Einig waren sich die Teilnehmenden, dass gesellschaftlicher Zusammenhalt auch durch die Planung von Gemeinschaftsflächen sowie Förderung von Nachbarschaftshilfen in Form von Sharing Communities und Labs unterstützt werden könnten. Sie ergänzten im Kontext der Sustainable Development Goals der UN auch die bauplanerische Orientierung an Modellen blau-grün gebauter Umwelt, wie beispielsweise zunehmende Begrünung von Fassaden und Dächern oder die Schwammstadt. Auch die Debatte um den Ausbau eines bezahlbaren und CO2-neutralen öffentlichen Personennahverkehrs sowie die sogenannte Bodenfrage beherrschte die Diskussion der Teilnehmenden. Einig waren sie sich in der Frage nach der Bedeutung von finanzieller Förderung und de-/regulatorischer Maßnahmen seitens der Politik: Um die Weichen für eine lebenswerte und nachhaltige Zukunft zu stellen, sei ein abgestimmtes Zusammenspiel auf kommunaler, Landes- und Bundesebene wesentlich.
Kamingespräch, 19.30 Uhr
In der acaLOUNGE diskutierten die Teilnehmenden die erarbeiteten Ergebnisse des Workshops mit unseren Fachleuten vor Ort: Vizepräsident für Sustainable Transformation und Inhaber des Lehrstuhls für energieeffizientes und nachhaltiges Planen und Bauen Werner Lang (TUM), Stadtbaurätin Elisabeth Merk (Landeshauptstadt München) und acatech Präsident Jan Wörner.
Im Mittelpunkt der Diskussion stand unter anderem die für die Transformation zur Einhaltung des European Green Deals notwendige Frage, wie mehr Offenheit und Flexibilität in der Gesellschaft erreicht werden könnten.

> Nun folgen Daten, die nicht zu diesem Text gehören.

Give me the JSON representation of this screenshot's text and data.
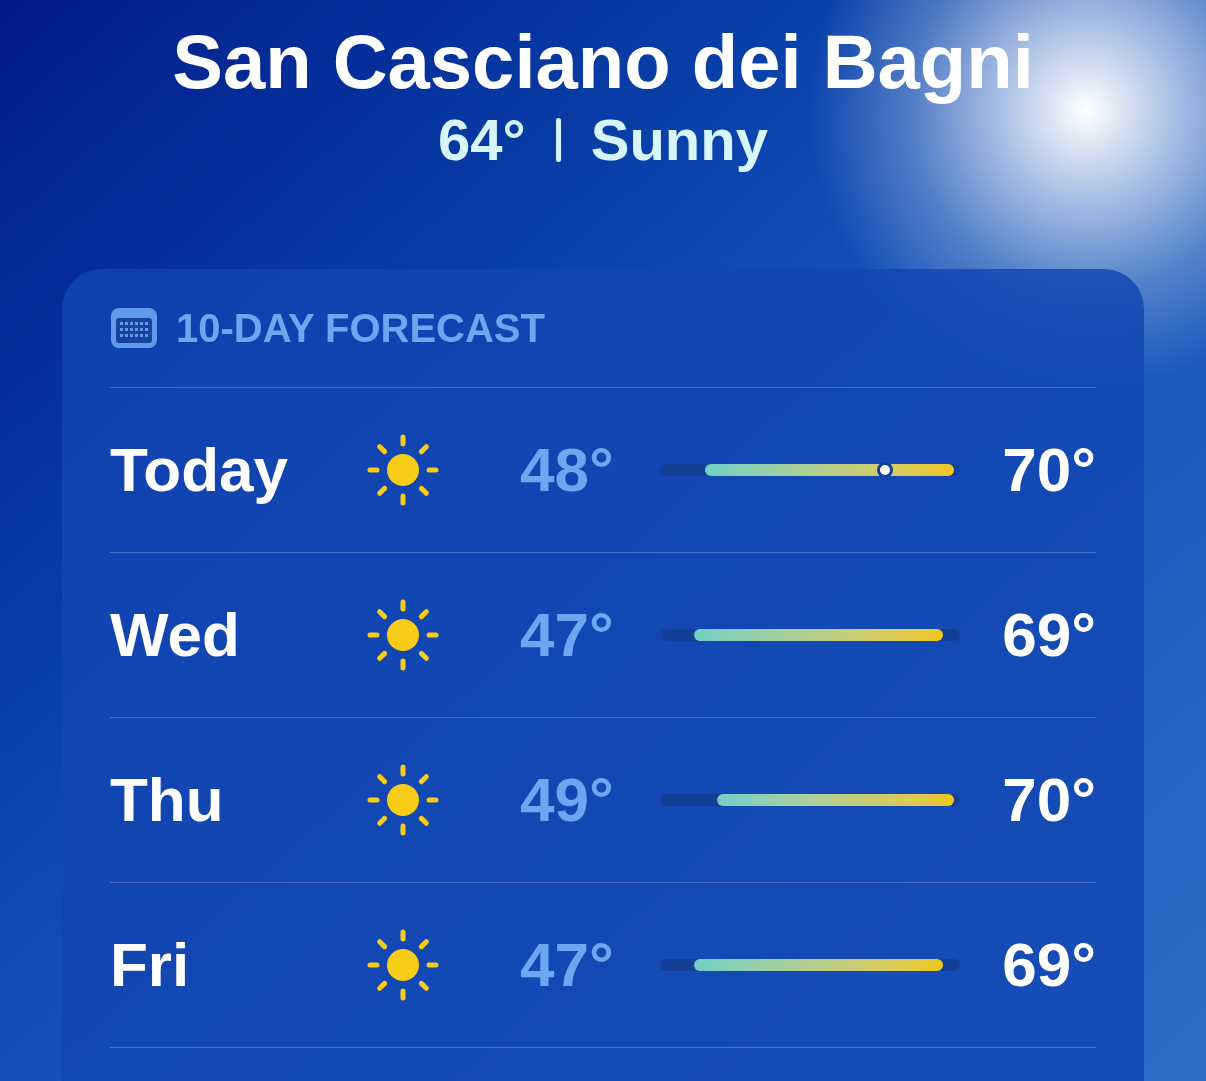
{
  "location": {
    "name": "San Casciano dei Bagni",
    "temperature": "64°",
    "condition": "Sunny"
  },
  "forecast": {
    "title": "10-DAY FORECAST",
    "days": [
      {
        "day": "Today",
        "low": "48°",
        "high": "70°",
        "level": 0.75
      },
      {
        "day": "Wed",
        "low": "47°",
        "high": "69°"
      },
      {
        "day": "Thu",
        "low": "49°",
        "high": "70°"
      },
      {
        "day": "Fri",
        "low": "47°",
        "high": "69°"
      }
    ]
  }
}
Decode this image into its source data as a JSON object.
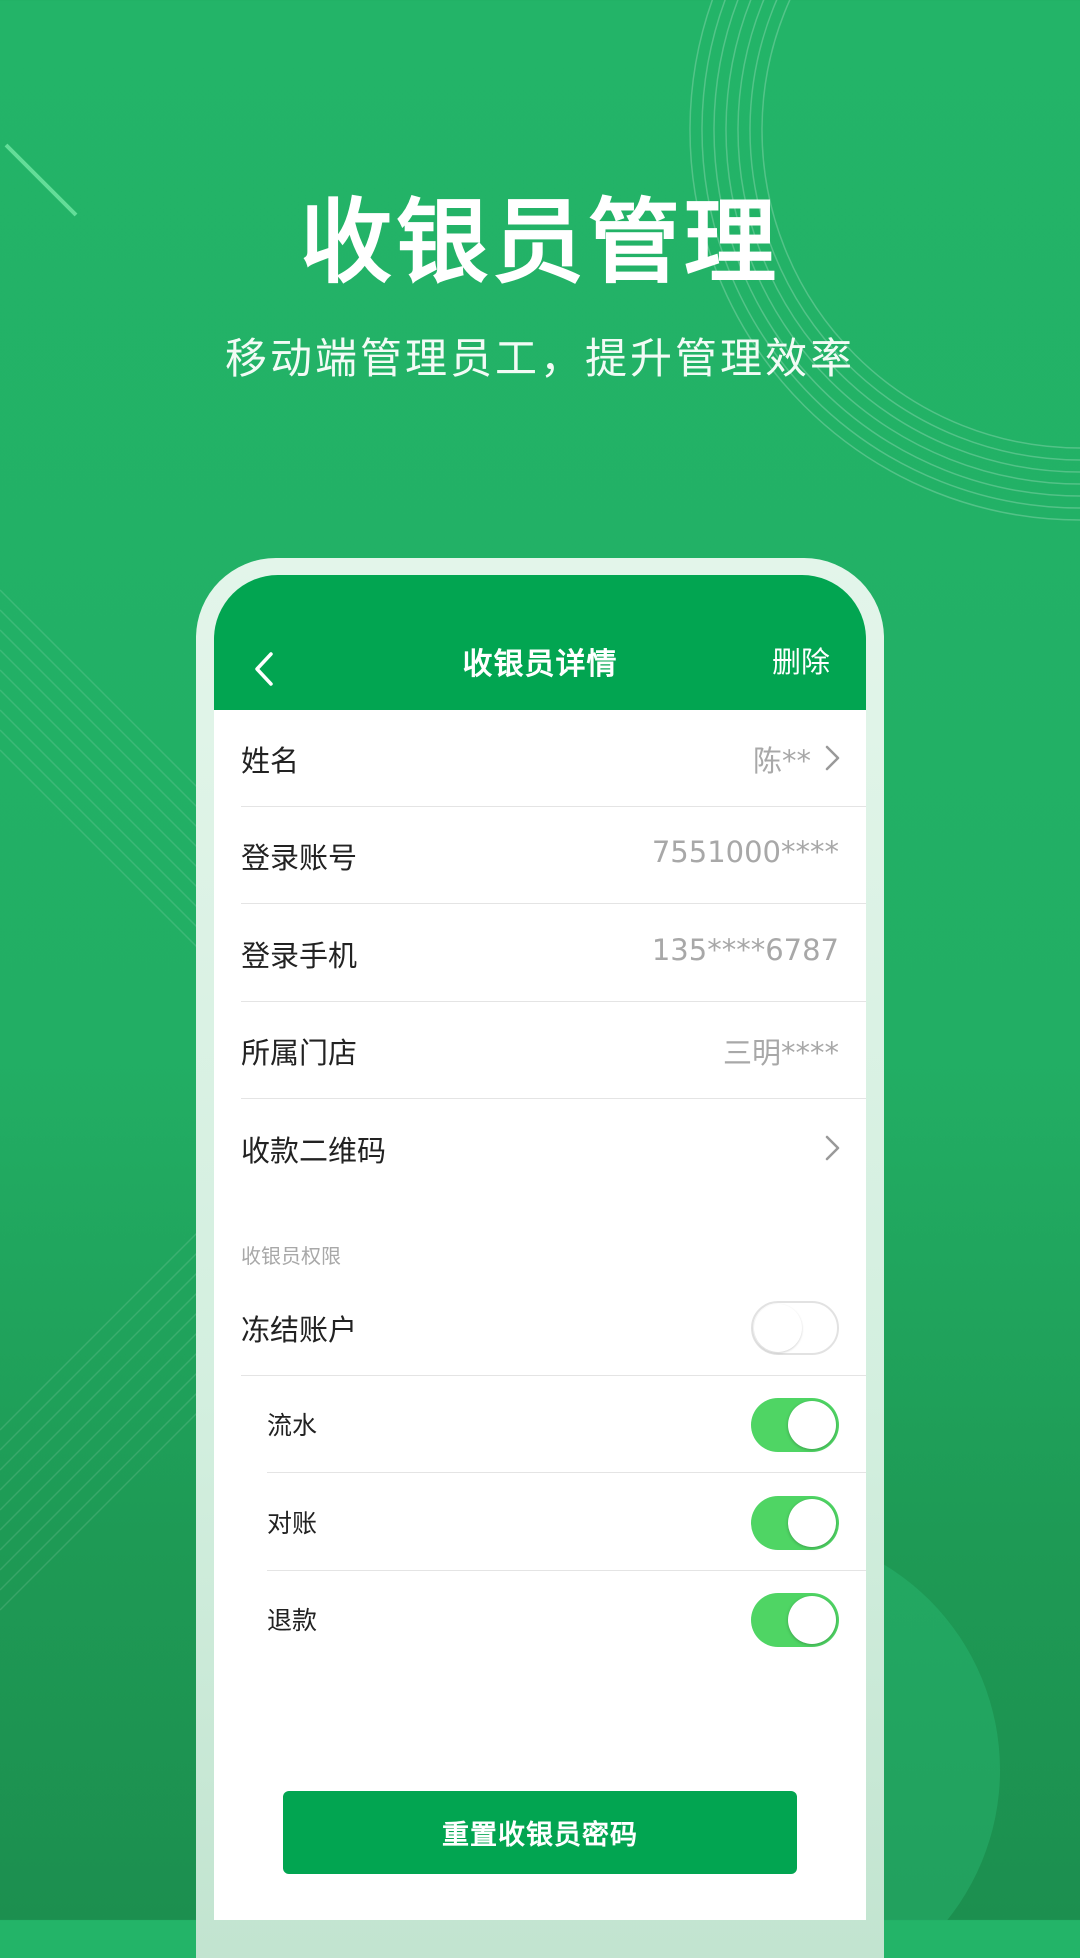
{
  "hero": {
    "title": "收银员管理",
    "subtitle": "移动端管理员工，提升管理效率"
  },
  "nav": {
    "back_icon": "chevron-left-icon",
    "title": "收银员详情",
    "delete_label": "删除"
  },
  "fields": {
    "name": {
      "label": "姓名",
      "value": "陈**"
    },
    "account": {
      "label": "登录账号",
      "value": "7551000****"
    },
    "phone": {
      "label": "登录手机",
      "value": "135****6787"
    },
    "store": {
      "label": "所属门店",
      "value": "三明****"
    },
    "qrcode": {
      "label": "收款二维码"
    }
  },
  "permissions": {
    "section_label": "收银员权限",
    "freeze": {
      "label": "冻结账户",
      "on": false
    },
    "flow": {
      "label": "流水",
      "on": true
    },
    "reconcile": {
      "label": "对账",
      "on": true
    },
    "refund": {
      "label": "退款",
      "on": true
    }
  },
  "actions": {
    "reset_password_label": "重置收银员密码"
  },
  "colors": {
    "background": "#23b468",
    "nav": "#02a551",
    "toggle_on": "#4fd564",
    "value_text": "#a8a8a8"
  }
}
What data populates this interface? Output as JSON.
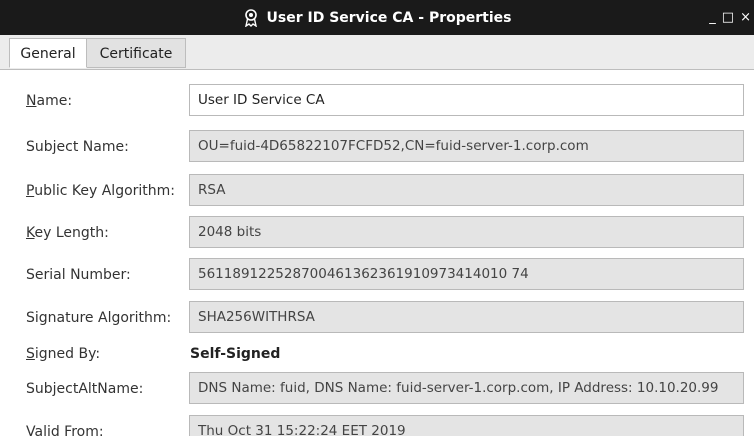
{
  "window": {
    "title": "User ID Service CA - Properties",
    "title_icon": "certificate-ribbon-icon",
    "controls": [
      "_",
      "□",
      "×"
    ]
  },
  "tabs": [
    {
      "label": "General",
      "active": true
    },
    {
      "label": "Certificate",
      "active": false
    }
  ],
  "fields": {
    "name": {
      "label_first": "N",
      "label_rest": "ame:",
      "value": "User ID Service CA"
    },
    "subject_name": {
      "label": "Subject Name:",
      "value": "OU=fuid-4D65822107FCFD52,CN=fuid-server-1.corp.com"
    },
    "public_key_algorithm": {
      "label_first": "P",
      "label_rest": "ublic Key Algorithm:",
      "value": "RSA"
    },
    "key_length": {
      "label_first": "K",
      "label_rest": "ey Length:",
      "value": "2048 bits"
    },
    "serial_number": {
      "label": "Serial Number:",
      "value": "561189122528700461362361910973414010 74"
    },
    "signature_algorithm": {
      "label": "Signature Algorithm:",
      "value": "SHA256WITHRSA"
    },
    "signed_by": {
      "label_first": "S",
      "label_rest": "igned By:",
      "value": "Self-Signed"
    },
    "subject_alt_name": {
      "label": "SubjectAltName:",
      "value": "DNS Name: fuid, DNS Name: fuid-server-1.corp.com, IP Address: 10.10.20.99"
    },
    "valid_from": {
      "label": "Valid From:",
      "value": "Thu Oct 31 15:22:24 EET 2019"
    }
  }
}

Elisabeth Merk wünschte sich für die Zukunft ein stärker interdisziplinär ausgerichtetes Bauwesen, das beispielsweise auch Denkweisen aus den Bereichen Design und Kunst berücksichtigt. Für einen Wertewandel in der Gesellschaft sah Werner Lang auch eine Aufgabe bei der Wissenschaft – Expertinnen und Experten müssten die Bürgerinnen und Bürger in die Diskussion aktueller Fragestellungen und Maßnahmen zur Einhaltung des European Green Deals aktiv einbinden.
Jan Wörner ergänzte die Bedeutung von Offenheit aller Beteiligten und deren aktive Trägerschaft bei gesellschaftlichen Teilhabe- und Beteiligungsprozessen. Er verwies auch auf das Motto von Antoine de Saint-Exupéry: Man solle die Zukunft nicht voraussehen wollen, sondern möglich machen. Dafür stehen die Technikwissenschaften und dafür stehe acatech. Immer mehr ginge es darum, Möglichkeiten nicht nur zu schaffen, sondern sie auch zu ergreifen. Dafür brauche es förderliche politische Rahmenbedingungen. Hinsichtlich rechtlicher Vorgaben für nachhaltiges Bauen und Wohnen sollten primär Ziele statt Maßnahmen diskutiert werden.